Start in January or February as begonias are initially slow growing

In a seed tray put moist but not waterlogged compost. Level the compost lightly to remove ridges and hollows.

Sprinkle the fine seed sparingly or place pelleted seed on the surface of the compost. Begonia seeds are best not covered with compost as they need light to germinate. If you have growing lights then set them for a 12-14 hour day as once germinated this will provide the light levels to help them grow and get established.

Begonias need a consistent temperature of 22-24oC including overnight and will take approximately 14-21 days to germinate. Ideally this should be with a heated propagator but a consistently warm and light environment is worth a try but germination will be less.

To keep them from drying out, cover with a propagator lid, cling film or glass sheet.

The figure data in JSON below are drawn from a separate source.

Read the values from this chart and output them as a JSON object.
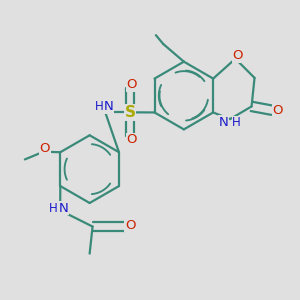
{
  "background_color": "#e0e0e0",
  "bond_color": "#3a8a7a",
  "bond_width": 1.6,
  "figsize": [
    3.0,
    3.0
  ],
  "dpi": 100,
  "colors": {
    "O": "#cc2200",
    "N": "#1a1acc",
    "S": "#aaaa00",
    "C": "#3a8a7a",
    "H": "#1a1acc"
  }
}
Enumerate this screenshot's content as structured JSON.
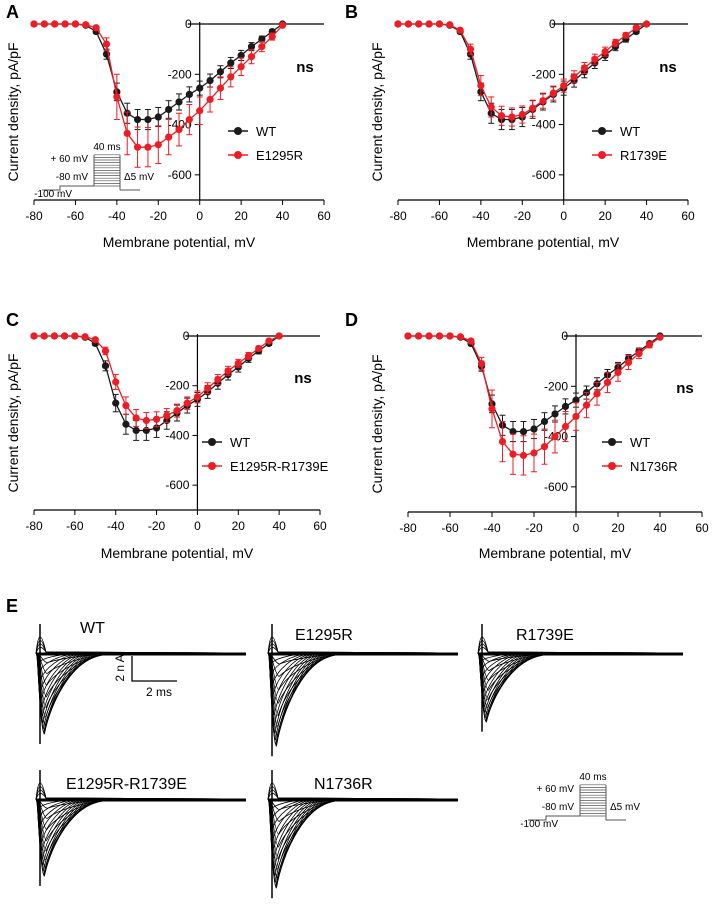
{
  "colors": {
    "wt": "#1a1a1a",
    "mutant": "#ee1c24",
    "axis": "#000000",
    "protocol": "#555555"
  },
  "chart_data": [
    {
      "panel_label": "A",
      "type": "line",
      "xlabel": "Membrane potential, mV",
      "ylabel": "Current density, pA/pF",
      "xlim": [
        -80,
        60
      ],
      "ylim": [
        -700,
        0
      ],
      "xticks": [
        "-80",
        "-60",
        "-40",
        "-20",
        "0",
        "20",
        "40",
        "60"
      ],
      "yticks": [
        "0",
        "-200",
        "-400",
        "-600"
      ],
      "annotation": "ns",
      "show_protocol": true,
      "series": [
        {
          "name": "WT",
          "color": "#1a1a1a",
          "x": [
            -80,
            -75,
            -70,
            -65,
            -60,
            -55,
            -50,
            -45,
            -40,
            -35,
            -30,
            -25,
            -20,
            -15,
            -10,
            -5,
            0,
            5,
            10,
            15,
            20,
            25,
            30,
            35,
            40
          ],
          "y": [
            0,
            0,
            0,
            0,
            0,
            -5,
            -30,
            -120,
            -270,
            -355,
            -380,
            -380,
            -370,
            -340,
            -310,
            -280,
            -255,
            -225,
            -190,
            -155,
            -125,
            -90,
            -60,
            -30,
            0
          ],
          "err": [
            0,
            0,
            0,
            0,
            0,
            3,
            8,
            20,
            35,
            40,
            40,
            40,
            38,
            35,
            32,
            30,
            28,
            26,
            24,
            22,
            20,
            16,
            12,
            8,
            3
          ]
        },
        {
          "name": "E1295R",
          "color": "#ee1c24",
          "x": [
            -80,
            -75,
            -70,
            -65,
            -60,
            -55,
            -50,
            -45,
            -40,
            -35,
            -30,
            -25,
            -20,
            -15,
            -10,
            -5,
            0,
            5,
            10,
            15,
            20,
            25,
            30,
            35,
            40
          ],
          "y": [
            0,
            0,
            0,
            0,
            0,
            -3,
            -15,
            -80,
            -290,
            -435,
            -490,
            -490,
            -480,
            -450,
            -420,
            -380,
            -345,
            -300,
            -255,
            -210,
            -170,
            -130,
            -90,
            -50,
            -5
          ],
          "err": [
            0,
            0,
            0,
            0,
            0,
            3,
            6,
            25,
            90,
            85,
            80,
            78,
            75,
            70,
            65,
            60,
            55,
            50,
            45,
            40,
            35,
            28,
            20,
            14,
            5
          ]
        }
      ]
    },
    {
      "panel_label": "B",
      "type": "line",
      "xlabel": "Membrane potential, mV",
      "ylabel": "Current density, pA/pF",
      "xlim": [
        -80,
        60
      ],
      "ylim": [
        -700,
        0
      ],
      "xticks": [
        "-80",
        "-60",
        "-40",
        "-20",
        "0",
        "20",
        "40",
        "60"
      ],
      "yticks": [
        "0",
        "-200",
        "-400",
        "-600"
      ],
      "annotation": "ns",
      "show_protocol": false,
      "series": [
        {
          "name": "WT",
          "color": "#1a1a1a",
          "x": [
            -80,
            -75,
            -70,
            -65,
            -60,
            -55,
            -50,
            -45,
            -40,
            -35,
            -30,
            -25,
            -20,
            -15,
            -10,
            -5,
            0,
            5,
            10,
            15,
            20,
            25,
            30,
            35,
            40
          ],
          "y": [
            0,
            0,
            0,
            0,
            0,
            -5,
            -30,
            -120,
            -270,
            -355,
            -380,
            -380,
            -370,
            -340,
            -310,
            -280,
            -255,
            -225,
            -190,
            -155,
            -125,
            -90,
            -60,
            -30,
            0
          ],
          "err": [
            0,
            0,
            0,
            0,
            0,
            3,
            8,
            20,
            35,
            40,
            40,
            40,
            38,
            35,
            32,
            30,
            28,
            26,
            24,
            22,
            20,
            16,
            12,
            8,
            3
          ]
        },
        {
          "name": "R1739E",
          "color": "#ee1c24",
          "x": [
            -80,
            -75,
            -70,
            -65,
            -60,
            -55,
            -50,
            -45,
            -40,
            -35,
            -30,
            -25,
            -20,
            -15,
            -10,
            -5,
            0,
            5,
            10,
            15,
            20,
            25,
            30,
            35,
            40
          ],
          "y": [
            0,
            0,
            0,
            0,
            0,
            -3,
            -25,
            -100,
            -245,
            -330,
            -365,
            -370,
            -360,
            -335,
            -305,
            -275,
            -245,
            -210,
            -175,
            -140,
            -110,
            -75,
            -45,
            -15,
            0
          ],
          "err": [
            0,
            0,
            0,
            0,
            0,
            3,
            8,
            20,
            40,
            40,
            38,
            36,
            34,
            32,
            30,
            28,
            26,
            24,
            22,
            20,
            18,
            14,
            10,
            6,
            3
          ]
        }
      ]
    },
    {
      "panel_label": "C",
      "type": "line",
      "xlabel": "Membrane potential, mV",
      "ylabel": "Current density, pA/pF",
      "xlim": [
        -80,
        60
      ],
      "ylim": [
        -700,
        0
      ],
      "xticks": [
        "-80",
        "-60",
        "-40",
        "-20",
        "0",
        "20",
        "40",
        "60"
      ],
      "yticks": [
        "0",
        "-200",
        "-400",
        "-600"
      ],
      "annotation": "ns",
      "show_protocol": false,
      "series": [
        {
          "name": "WT",
          "color": "#1a1a1a",
          "x": [
            -80,
            -75,
            -70,
            -65,
            -60,
            -55,
            -50,
            -45,
            -40,
            -35,
            -30,
            -25,
            -20,
            -15,
            -10,
            -5,
            0,
            5,
            10,
            15,
            20,
            25,
            30,
            35,
            40
          ],
          "y": [
            0,
            0,
            0,
            0,
            0,
            -5,
            -30,
            -120,
            -270,
            -355,
            -380,
            -380,
            -370,
            -340,
            -310,
            -280,
            -255,
            -225,
            -190,
            -155,
            -125,
            -90,
            -60,
            -30,
            0
          ],
          "err": [
            0,
            0,
            0,
            0,
            0,
            3,
            8,
            20,
            35,
            40,
            40,
            40,
            38,
            35,
            32,
            30,
            28,
            26,
            24,
            22,
            20,
            16,
            12,
            8,
            3
          ]
        },
        {
          "name": "E1295R-R1739E",
          "color": "#ee1c24",
          "x": [
            -80,
            -75,
            -70,
            -65,
            -60,
            -55,
            -50,
            -45,
            -40,
            -35,
            -30,
            -25,
            -20,
            -15,
            -10,
            -5,
            0,
            5,
            10,
            15,
            20,
            25,
            30,
            35,
            40
          ],
          "y": [
            0,
            0,
            0,
            0,
            0,
            -3,
            -15,
            -60,
            -185,
            -280,
            -330,
            -340,
            -335,
            -320,
            -300,
            -270,
            -245,
            -210,
            -175,
            -140,
            -110,
            -80,
            -50,
            -20,
            0
          ],
          "err": [
            0,
            0,
            0,
            0,
            0,
            3,
            6,
            15,
            30,
            35,
            34,
            32,
            30,
            28,
            26,
            25,
            24,
            22,
            20,
            18,
            16,
            14,
            10,
            6,
            3
          ]
        }
      ]
    },
    {
      "panel_label": "D",
      "type": "line",
      "xlabel": "Membrane potential, mV",
      "ylabel": "Current density, pA/pF",
      "xlim": [
        -80,
        60
      ],
      "ylim": [
        -700,
        0
      ],
      "xticks": [
        "-80",
        "-60",
        "-40",
        "-20",
        "0",
        "20",
        "40",
        "60"
      ],
      "yticks": [
        "0",
        "-200",
        "-400",
        "-600"
      ],
      "annotation": "ns",
      "show_protocol": false,
      "series": [
        {
          "name": "WT",
          "color": "#1a1a1a",
          "x": [
            -80,
            -75,
            -70,
            -65,
            -60,
            -55,
            -50,
            -45,
            -40,
            -35,
            -30,
            -25,
            -20,
            -15,
            -10,
            -5,
            0,
            5,
            10,
            15,
            20,
            25,
            30,
            35,
            40
          ],
          "y": [
            0,
            0,
            0,
            0,
            0,
            -5,
            -30,
            -120,
            -270,
            -355,
            -380,
            -380,
            -370,
            -340,
            -310,
            -280,
            -255,
            -225,
            -190,
            -155,
            -125,
            -90,
            -60,
            -30,
            0
          ],
          "err": [
            0,
            0,
            0,
            0,
            0,
            3,
            8,
            20,
            35,
            40,
            40,
            40,
            38,
            35,
            32,
            30,
            28,
            26,
            24,
            22,
            20,
            16,
            12,
            8,
            3
          ]
        },
        {
          "name": "N1736R",
          "color": "#ee1c24",
          "x": [
            -80,
            -75,
            -70,
            -65,
            -60,
            -55,
            -50,
            -45,
            -40,
            -35,
            -30,
            -25,
            -20,
            -15,
            -10,
            -5,
            0,
            5,
            10,
            15,
            20,
            25,
            30,
            35,
            40
          ],
          "y": [
            0,
            0,
            0,
            0,
            0,
            -3,
            -20,
            -110,
            -290,
            -420,
            -470,
            -475,
            -465,
            -440,
            -400,
            -360,
            -320,
            -275,
            -230,
            -185,
            -145,
            -105,
            -70,
            -35,
            -5
          ],
          "err": [
            0,
            0,
            0,
            0,
            0,
            3,
            8,
            25,
            75,
            80,
            80,
            78,
            75,
            70,
            65,
            60,
            55,
            50,
            45,
            40,
            35,
            28,
            20,
            12,
            5
          ]
        }
      ]
    }
  ],
  "protocol": {
    "top": "+ 60 mV",
    "hold": "-80 mV",
    "base": "-100 mV",
    "duration": "40 ms",
    "step": "Δ5 mV"
  },
  "panel_e": {
    "label": "E",
    "traces": [
      {
        "name": "WT",
        "peak": 1.0
      },
      {
        "name": "E1295R",
        "peak": 1.15
      },
      {
        "name": "R1739E",
        "peak": 0.85
      },
      {
        "name": "E1295R-R1739E",
        "peak": 0.95
      },
      {
        "name": "N1736R",
        "peak": 1.1
      }
    ],
    "scale_current": "2 n A",
    "scale_time": "2 ms"
  }
}
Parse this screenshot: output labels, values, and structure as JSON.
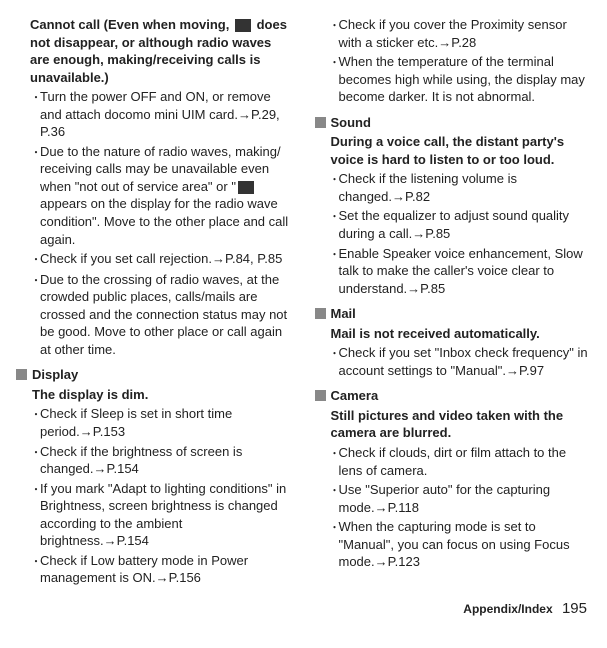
{
  "left": {
    "head": "Cannot call (Even when moving, [icon] does not disappear, or although radio waves are enough, making/receiving calls is unavailable.)",
    "b1": "Turn the power OFF and ON, or remove and attach docomo mini UIM card.→P.29, P.36",
    "b2": "Due to the nature of radio waves, making/receiving calls may be unavailable even when \"not out of service area\" or \"[icon] appears on the display for the radio wave condition\". Move to the other place and call again.",
    "b3": "Check if you set call rejection.→P.84, P.85",
    "b4": "Due to the crossing of radio waves, at the crowded public places, calls/mails are crossed and the connection status may not be good. Move to other place or call again at other time.",
    "display": "Display",
    "sub_display": "The display is dim.",
    "d1": "Check if Sleep is set in short time period.→P.153",
    "d2": "Check if the brightness of screen is changed.→P.154",
    "d3": "If you mark \"Adapt to lighting conditions\" in Brightness, screen brightness is changed according to the ambient brightness.→P.154",
    "d4": "Check if Low battery mode in Power management is ON.→P.156"
  },
  "right": {
    "r1": "Check if you cover the Proximity sensor with a sticker etc.→P.28",
    "r2": "When the temperature of the terminal becomes high while using, the display may become darker. It is not abnormal.",
    "sound": "Sound",
    "sub_sound": "During a voice call, the distant party's voice is hard to listen to or too loud.",
    "s1": "Check if the listening volume is changed.→P.82",
    "s2": "Set the equalizer to adjust sound quality during a call.→P.85",
    "s3": "Enable Speaker voice enhancement, Slow talk to make the caller's voice clear to understand.→P.85",
    "mail": "Mail",
    "sub_mail": "Mail is not received automatically.",
    "m1": "Check if you set \"Inbox check frequency\" in account settings to \"Manual\".→P.97",
    "camera": "Camera",
    "sub_camera": "Still pictures and video taken with the camera are blurred.",
    "c1": "Check if clouds, dirt or film attach to the lens of camera.",
    "c2": "Use \"Superior auto\" for the capturing mode.→P.118",
    "c3": "When the capturing mode is set to \"Manual\", you can focus on using Focus mode.→P.123"
  },
  "footer_label": "Appendix/Index",
  "page_number": "195"
}
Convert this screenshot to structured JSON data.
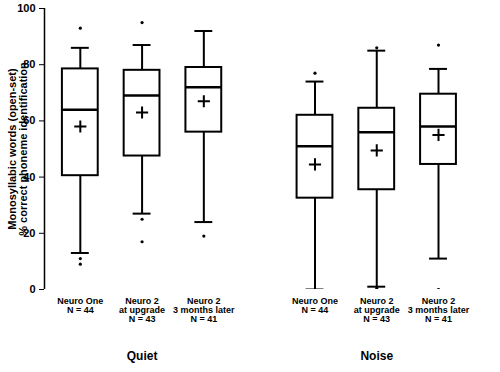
{
  "chart_data": {
    "type": "boxplot",
    "y_label": "Monosyllabic words (open-set)\n% correct phoneme identification",
    "categories": [
      "Neuro One\nN = 44",
      "Neuro 2\nat upgrade\nN = 43",
      "Neuro 2\n3 months later\nN = 41",
      "Neuro One\nN = 44",
      "Neuro 2\nat upgrade\nN = 43",
      "Neuro 2\n3 months later\nN = 41"
    ],
    "groups": [
      "Quiet",
      "Quiet",
      "Quiet",
      "Noise",
      "Noise",
      "Noise"
    ],
    "whisker_low": [
      13,
      27,
      24,
      0,
      1,
      11
    ],
    "q1": [
      40.5,
      47.5,
      56,
      32.5,
      35.5,
      44.5
    ],
    "median": [
      64,
      69,
      72,
      51,
      56,
      58
    ],
    "q3": [
      78.5,
      78,
      79,
      62,
      64.5,
      69.5
    ],
    "whisker_high": [
      86,
      87,
      92,
      74,
      85,
      78.5
    ],
    "mean": [
      58,
      63,
      67,
      44.5,
      49.5,
      55
    ],
    "outliers": [
      [
        93,
        11,
        9
      ],
      [
        95,
        25,
        17
      ],
      [
        19
      ],
      [
        77
      ],
      [
        86,
        0.5
      ],
      [
        87,
        0
      ]
    ],
    "color": "#000000",
    "ylim": [
      0,
      100
    ],
    "yticks": [
      0,
      20,
      40,
      60,
      80,
      100
    ],
    "grid": false
  }
}
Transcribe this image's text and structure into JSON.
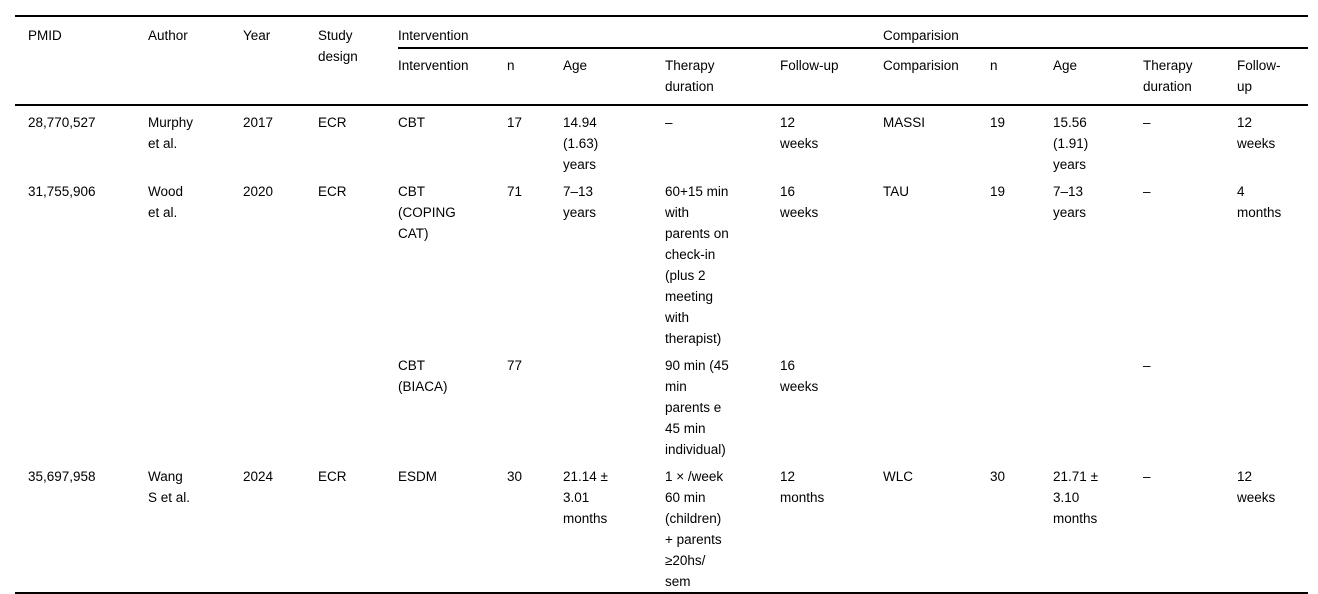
{
  "colors": {
    "text": "#000000",
    "rule": "#000000",
    "bg": "#ffffff"
  },
  "table": {
    "group_headers": {
      "intervention": "Intervention",
      "comparison": "Comparision"
    },
    "column_headers": {
      "pmid": "PMID",
      "author": "Author",
      "year": "Year",
      "study_design": "Study\ndesign",
      "i_intervention": "Intervention",
      "i_n": "n",
      "i_age": "Age",
      "i_therapy_duration": "Therapy\nduration",
      "i_follow_up": "Follow-up",
      "c_comparison": "Comparision",
      "c_n": "n",
      "c_age": "Age",
      "c_therapy_duration": "Therapy\nduration",
      "c_follow_up": "Follow-\nup"
    },
    "rows": [
      [
        "28,770,527",
        "Murphy\net al.",
        "2017",
        "ECR",
        "CBT",
        "17",
        "14.94\n(1.63)\nyears",
        "–",
        "12\nweeks",
        "MASSI",
        "19",
        "15.56\n(1.91)\nyears",
        "–",
        "12\nweeks"
      ],
      [
        "31,755,906",
        "Wood\net al.",
        "2020",
        "ECR",
        "CBT\n(COPING\nCAT)",
        "71",
        "7–13\nyears",
        "60+15 min\nwith\nparents on\ncheck-in\n(plus 2\nmeeting\nwith\ntherapist)",
        "16\nweeks",
        "TAU",
        "19",
        "7–13\nyears",
        "–",
        "4\nmonths"
      ],
      [
        "",
        "",
        "",
        "",
        "CBT\n(BIACA)",
        "77",
        "",
        "90 min (45\nmin\nparents e\n45 min\nindividual)",
        "16\nweeks",
        "",
        "",
        "",
        "–",
        ""
      ],
      [
        "35,697,958",
        "Wang\nS et al.",
        "2024",
        "ECR",
        "ESDM",
        "30",
        "21.14 ±\n3.01\nmonths",
        "1 × /week\n60 min\n(children)\n+ parents\n≥20hs/\nsem",
        "12\nmonths",
        "WLC",
        "30",
        "21.71 ±\n3.10\nmonths",
        "–",
        "12\nweeks"
      ]
    ]
  }
}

Once the seeds have germinated allow them to establish but then remove the cover to avoid fungal issues causing wilt.

Pot on when they have 2-3 true leaves into plugs or a seed tray. They will be very delicate to transplant. Cover the young seedlings with a propagator lid for a few days while they re-establish.

When watering both seeds and seedlings, soak from the bottom of the seed tray so as not to dislodge the very tiny seedlings.

Once established then the seedlings can be grown on in a slightly cooler but not cold environment. As they are frost tender acclimatise the begonias to outdoor temperatures  in May ready for planting out after the danger of frost has passed in your area.

Sowing Tuberous Begonias

Tuberous begonias are more tricky than semperflorens varieties. Examples of tuberous begonias are Kings ‘Chanson’ mix, Unwins and JustSeed ‘Illumination’  and JustSeed ‘NonStop’ varieties

The instructions for sowing seed are similar to semperflorens varieties but tuberous begonias are more picky. They need a longer growing season than semperflorens varieties so start in December or January if possible. Consistent temperatures of 22-24oC including overnight and 12-14 hours of (day)light, is a must to prevent them creating tubers before flowering in the first year. They can also take longer to germinate than anticipated - up to 60 days.